“Na cozinha, ele se serviu de mais um drinque e olhou para a mobília do quarto no jardim da frente.” Esta é a primeira frase/imagem do conto “Por que Não Dançam?” de Raymond Carver.
Dan Rush fez um filme (Everything Must Go) baseado nesse texto. Na versão em português encontrada no precioso 68 Contos de Raymond Carver (Companhia das Letras, tradução de Rubens Figueiredo), o conto tem seis páginas.
No longa (com uma hora e meia), o sujeito que está colocando bebida num copo é o Will Ferrell. A mobília no jardim também está lá, intrigando os moradores de uma rua de subúrbio norte-americano.
E só. Todo o resto é diferente. No livro, ficamos concentrados num único encontro, quando o dono dos móveis confraterniza com um jovem casal que aparece para tentar comprar aquelas tralhas. No filme, acompanhamos por alguns dias a história desse sujeito de meia-idade que vive do lado de fora de sua casa. Por quê?
Eis um exercício fácil, prático e rápido, ideal para todos aqueles que pretendem aprender a escrever roteiros, mas não têm tempo – ou saco – para ler manuais, enredos, bons livros, ver os clássicos etc. Bom, esses nunca vão escrever nada que preste, mas o exercício é válido mesmo assim.
Leiam o conto de Carver e depois decupem o filme. Observem como Dan Rush partiu de uma imagem fortíssima (a mobília no jardim) para construir todas as motivações, passado e presente de um personagem (o proprietário daquela cena inusitada).
Everything Must Go é um filme de baixo orçamento, com um elenco impecável (Ferrell é um tremendo ator e Rebecca Hall tem a doçura correta) e interessantes pontos de contato com o estado atual do mundo: o desemprego, a falta de privacidade, a confusão do indivíduo, os vícios etc.
Alcoólatra até os 40 anos, Raymond Carver foi um dos grandes escritores norte-americanos da segunda metade do século passado. Muitos dos seus contos conseguem despertar essa centelha de criatividade, essa angústia, essa vontade de discutir a cena e produzir mais coisas a partir de suas ideias – então, vale a pena ler o livro todo, ou mais alguns contos, pelo menos.
Essas coisas todas apareceram pra mim porque o Inácio Araújo – o melhor crítico do país – escreveu outro dia em seu blog (aqui) parte do que ele apreendeu de uma conversa com o diretor e roteirista Paul Schrader.

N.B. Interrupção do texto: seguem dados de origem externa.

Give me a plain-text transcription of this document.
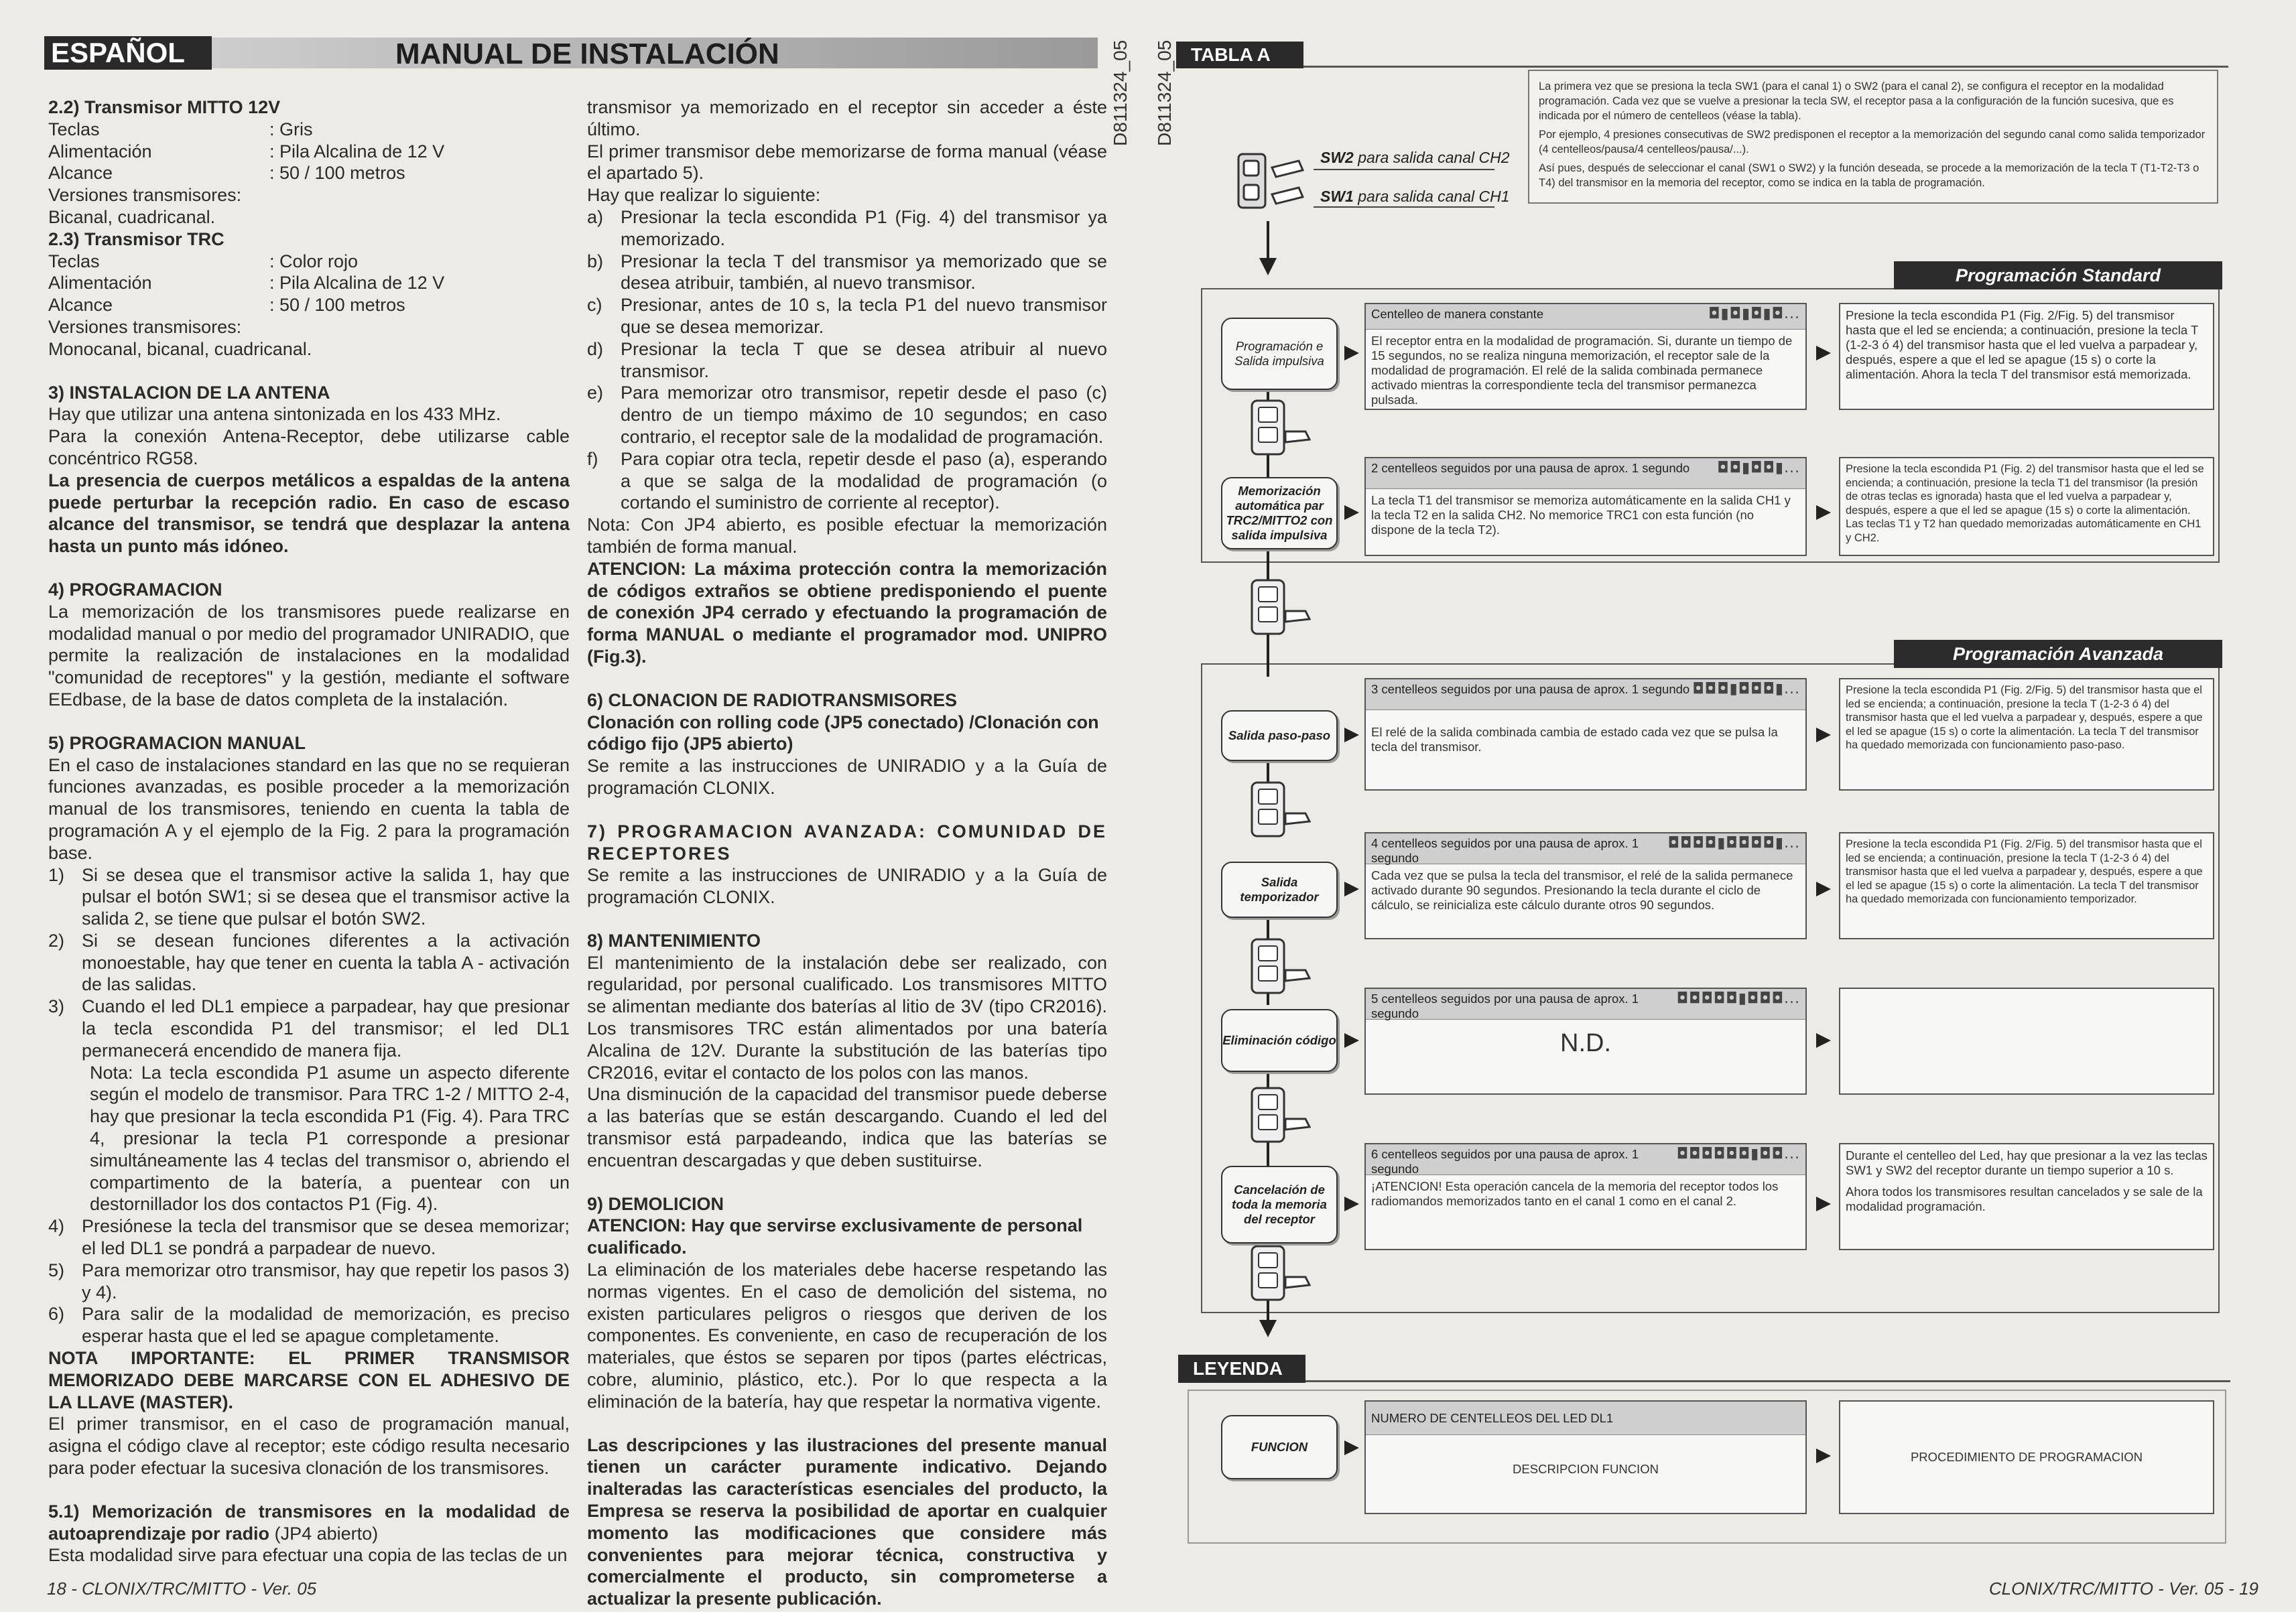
ESPAÑOL	MANUAL DE INSTALACIÓN	D811324_05 D811324_05
2.2) Transmisor MITTO 12V
Teclas	: Gris
Alimentación	: Pila Alcalina de 12 V
Alcance	: 50 / 100 metros

Versiones transmisores:

Bicanal, cuadricanal.

2.3) Transmisor TRC
Teclas	: Color rojo
Alimentación	: Pila Alcalina de 12 V
Alcance	: 50 / 100 metros

Versiones transmisores:

Monocanal, bicanal, cuadricanal.

3) INSTALACION DE LA ANTENA

Hay que utilizar una antena sintonizada en los 433 MHz.

Para la conexión Antena-Receptor, debe utilizarse cable concéntrico RG58.

La presencia de cuerpos metálicos a espaldas de la antena puede perturbar la recepción radio. En caso de escaso alcance del transmisor, se tendrá que desplazar la antena hasta un punto más idóneo.

4) PROGRAMACION

La memorización de los transmisores puede realizarse en modalidad manual o por medio del programador UNIRADIO, que permite la realización de instalaciones en la modalidad "comunidad de receptores" y la gestión, mediante el software EEdbase, de la base de datos completa de la instalación.

5) PROGRAMACION MANUAL

En el caso de instalaciones standard en las que no se requieran funciones avanzadas, es posible proceder a la memorización manual de los transmisores, teniendo en cuenta la tabla de programación A y el ejemplo de la Fig. 2 para la programación base.

1) Si se desea que el transmisor active la salida 1, hay que pulsar el botón SW1; si se desea que el transmisor active la salida 2, se tiene que pulsar el botón SW2.
2) Si se desean funciones diferentes a la activación monoestable, hay que tener en cuenta la tabla A - activación de las salidas.
3) Cuando el led DL1 empiece a parpadear, hay que presionar la tecla escondida P1 del transmisor; el led DL1 permanecerá encendido de manera fija.

Nota: La tecla escondida P1 asume un aspecto diferente según el modelo de transmisor. Para TRC 1-2 / MITTO 2-4, hay que presionar la tecla escondida P1 (Fig. 4). Para TRC 4, presionar la tecla P1 corresponde a presionar simultáneamente las 4 teclas del transmisor o, abriendo el compartimento de la batería, a puentear con un destornillador los dos contactos P1 (Fig. 4).

4) Presiónese la tecla del transmisor que se desea memorizar; el led DL1 se pondrá a parpadear de nuevo.
5) Para memorizar otro transmisor, hay que repetir los pasos 3) y 4).
6) Para salir de la modalidad de memorización, es preciso esperar hasta que el led se apague completamente.

NOTA IMPORTANTE: EL PRIMER TRANSMISOR MEMORIZADO DEBE MARCARSE CON EL ADHESIVO DE LA LLAVE (MASTER).

El primer transmisor, en el caso de programación manual, asigna el código clave al receptor; este código resulta necesario para poder efectuar la sucesiva clonación de los transmisores.

5.1) Memorización de transmisores en la modalidad de autoaprendizaje por radio (JP4 abierto)

Esta modalidad sirve para efectuar una copia de las teclas de un

transmisor ya memorizado en el receptor sin acceder a éste último.

El primer transmisor debe memorizarse de forma manual (véase el apartado 5).

Hay que realizar lo siguiente:

a) Presionar la tecla escondida P1 (Fig. 4) del transmisor ya memorizado.
b) Presionar la tecla T del transmisor ya memorizado que se desea atribuir, también, al nuevo transmisor.
c)	Presionar, antes de 10 s, la tecla P1 del nuevo transmisor que se desea memorizar.
d) Presionar la tecla T que se desea atribuir al nuevo transmisor.
e) Para memorizar otro transmisor, repetir desde el paso (c) dentro de un tiempo máximo de 10 segundos; en caso contrario, el receptor sale de la modalidad de programación.
f)	Para copiar otra tecla, repetir desde el paso (a), esperando a que se salga de la modalidad de programación (o cortando el suministro de corriente al receptor).

Nota: Con JP4 abierto, es posible efectuar la memorización también de forma manual.

ATENCION: La máxima protección contra la memorización de códigos extraños se obtiene predisponiendo el puente de conexión JP4 cerrado y efectuando la programación de forma MANUAL o mediante el programador mod. UNIPRO (Fig.3).

6) CLONACION DE RADIOTRANSMISORES

Clonación con rolling code (JP5 conectado) /Clonación con código fijo (JP5 abierto)

Se remite a las instrucciones de UNIRADIO y a la Guía de programación CLONIX.

7) PROGRAMACION AVANZADA: COMUNIDAD DE RECEPTORES

Se remite a las instrucciones de UNIRADIO y a la Guía de programación CLONIX.

8) MANTENIMIENTO

El mantenimiento de la instalación debe ser realizado, con regularidad, por personal cualificado. Los transmisores MITTO se alimentan mediante dos baterías al litio de 3V (tipo CR2016). Los transmisores TRC están alimentados por una batería Alcalina de 12V. Durante la substitución de las baterías tipo CR2016, evitar el contacto de los polos con las manos.

Una disminución de la capacidad del transmisor puede deberse a las baterías que se están descargando. Cuando el led del transmisor está parpadeando, indica que las baterías se encuentran descargadas y que deben sustituirse.

9) DEMOLICION

ATENCION: Hay que servirse exclusivamente de personal cualificado.

La eliminación de los materiales debe hacerse respetando las normas vigentes. En el caso de demolición del sistema, no existen particulares peligros o riesgos que deriven de los componentes. Es conveniente, en caso de recuperación de los materiales, que éstos se separen por tipos (partes eléctricas, cobre, aluminio, plástico, etc.). Por lo que respecta a la eliminación de la batería, hay que respetar la normativa vigente.

Las descripciones y las ilustraciones del presente manual tienen un carácter puramente indicativo. Dejando inalteradas las características esenciales del producto, la Empresa se reserva la posibilidad de aportar en cualquier momento las modificaciones que considere más convenientes para mejorar técnica, constructiva y comercialmente el producto, sin comprometerse a actualizar la presente publicación.

18 - CLONIX/TRC/MITTO - Ver. 05
TABLA A

La primera vez que se presiona la tecla SW1 (para el canal 1) o SW2 (para el canal 2), se configura el receptor en la modalidad programación. Cada vez que se vuelve a presionar la tecla SW, el receptor pasa a la configuración de la función sucesiva, que es indicada por el número de centelleos (véase la tabla).

Por ejemplo, 4 presiones consecutivas de SW2 predisponen el receptor a la memorización del segundo canal como salida temporizador (4 centelleos/pausa/4 centelleos/pausa/...).

Así pues, después de seleccionar el canal (SW1 o SW2) y la función deseada, se procede a la memorización de la tecla T (T1-T2-T3 o T4) del transmisor en la memoria del receptor, como se indica en la tabla de programación.

SW2 para salida canal CH2
SW1 para salida canal CH1
Programación Standard
Programación Avanzada
Programación e Salida impulsiva
Centelleo de manera constante	◘▮◘▮◘▮◘...
El receptor entra en la modalidad de programación. Si, durante un tiempo de 15 segundos, no se realiza ninguna memorización, el receptor sale de la modalidad de programación. El relé de la salida combinada permanece activado mientras la correspondiente tecla del transmisor permanezca pulsada.
Presione la tecla escondida P1 (Fig. 2/Fig. 5) del transmisor hasta que el led se encienda; a continuación, presione la tecla T (1-2-3 ó 4) del transmisor hasta que el led vuelva a parpadear y, después, espere a que el led se apague (15 s) o corte la alimentación. Ahora la tecla T del transmisor está memorizada.
Memorización automática par TRC2/MITTO2 con salida impulsiva
2 centelleos seguidos por una pausa de aprox. 1 segundo ◘◘▮◘◘▮...
La tecla T1 del transmisor se memoriza automáticamente en la salida CH1 y la tecla T2 en la salida CH2. No memorice TRC1 con esta función (no dispone de la tecla T2).
Presione la tecla escondida P1 (Fig. 2) del transmisor hasta que el led se encienda; a continuación, presione la tecla T1 del transmisor (la presión de otras teclas es ignorada) hasta que el led vuelva a parpadear y, después, espere a que el led se apague (15 s) o corte la alimentación. Las teclas T1 y T2 han quedado memorizadas automáticamente en CH1 y CH2.
Salida paso-paso
3 centelleos seguidos por una pausa de aprox. 1 segundo ◘◘◘▮◘◘◘▮...
El relé de la salida combinada cambia de estado cada vez que se pulsa la tecla del transmisor.
Presione la tecla escondida P1 (Fig. 2/Fig. 5) del transmisor hasta que el led se encienda; a continuación, presione la tecla T (1-2-3 ó 4) del transmisor hasta que el led vuelva a parpadear y, después, espere a que el led se apague (15 s) o corte la alimentación. La tecla T del transmisor ha quedado memorizada con funcionamiento paso-paso.
Salida temporizador
4 centelleos seguidos por una pausa de aprox. 1 segundo
◘◘◘◘▮◘◘◘◘▮...
Cada vez que se pulsa la tecla del transmisor, el relé de la salida permanece activado durante 90 segundos. Presionando la tecla durante el ciclo de cálculo, se reinicializa este cálculo durante otros 90 segundos.
Presione la tecla escondida P1 (Fig. 2/Fig. 5) del transmisor hasta que el led se encienda; a continuación, presione la tecla T (1-2-3 ó 4) del transmisor hasta que el led vuelva a parpadear y, después, espere a que el led se apague (15 s) o corte la alimentación. La tecla T del transmisor ha quedado memorizada con funcionamiento temporizador.
Eliminación código
5 centelleos seguidos por una pausa de aprox. 1 segundo
◘◘◘◘◘▮◘◘◘...
N.D.
Cancelación de toda la memoria del receptor
6 centelleos seguidos por una pausa de aprox. 1 segundo
◘◘◘◘◘◘▮◘◘...
¡ATENCION! Esta operación cancela de la memoria del receptor todos los radiomandos memorizados tanto en el canal 1 como en el canal 2.
Durante el centelleo del Led, hay que presionar a la vez las teclas SW1 y SW2 del receptor durante un tiempo superior a 10 s.
Ahora todos los transmisores resultan cancelados y se sale de la modalidad programación.
LEYENDA
FUNCION
NUMERO DE CENTELLEOS DEL LED DL1
DESCRIPCION FUNCION
PROCEDIMIENTO DE PROGRAMACION
CLONIX/TRC/MITTO - Ver. 05 - 19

Este foi o parágrafo que me chamou a atenção: “E, em vez desses orçamentos cavalares que o cinema brasileiro agora desenvolve, usa-se [produção independente norte-americana] imaginação, talento e desejo. Muito desejo de ver algo em tela”.
E então consigo entender a problemática dos filmes brasileiros e essa eterna reclamação de falta de grana (para esses caras sem tesão, a culpa sempre é do dinheiro e do Estado, sempre).
Antes os filmes não eram bons por causa da falta de técnica, do som, das câmeras capengas. Depois, arranjaram equipamento, mas faltava roteiro. Aí, conseguiram roteiro, mas o público não aparecia. De repente, o público apareceu um tanto. E agora? Falta desejo.
O pessoal quer colocar um filme na tela para arrecadar money ou fazer o nome para seguir carreira em Hollywood. Mas cadê o tesão de fazer filmes?
A gente olha três minutos de alguns longas nacionais e já desanima, tamanha falta de tesão do diretor, roteirista, elenco etc.
Tem que ter vontade. Tem que olhar um conto do Carver e falar: “cacete, quero filmar essa história!”.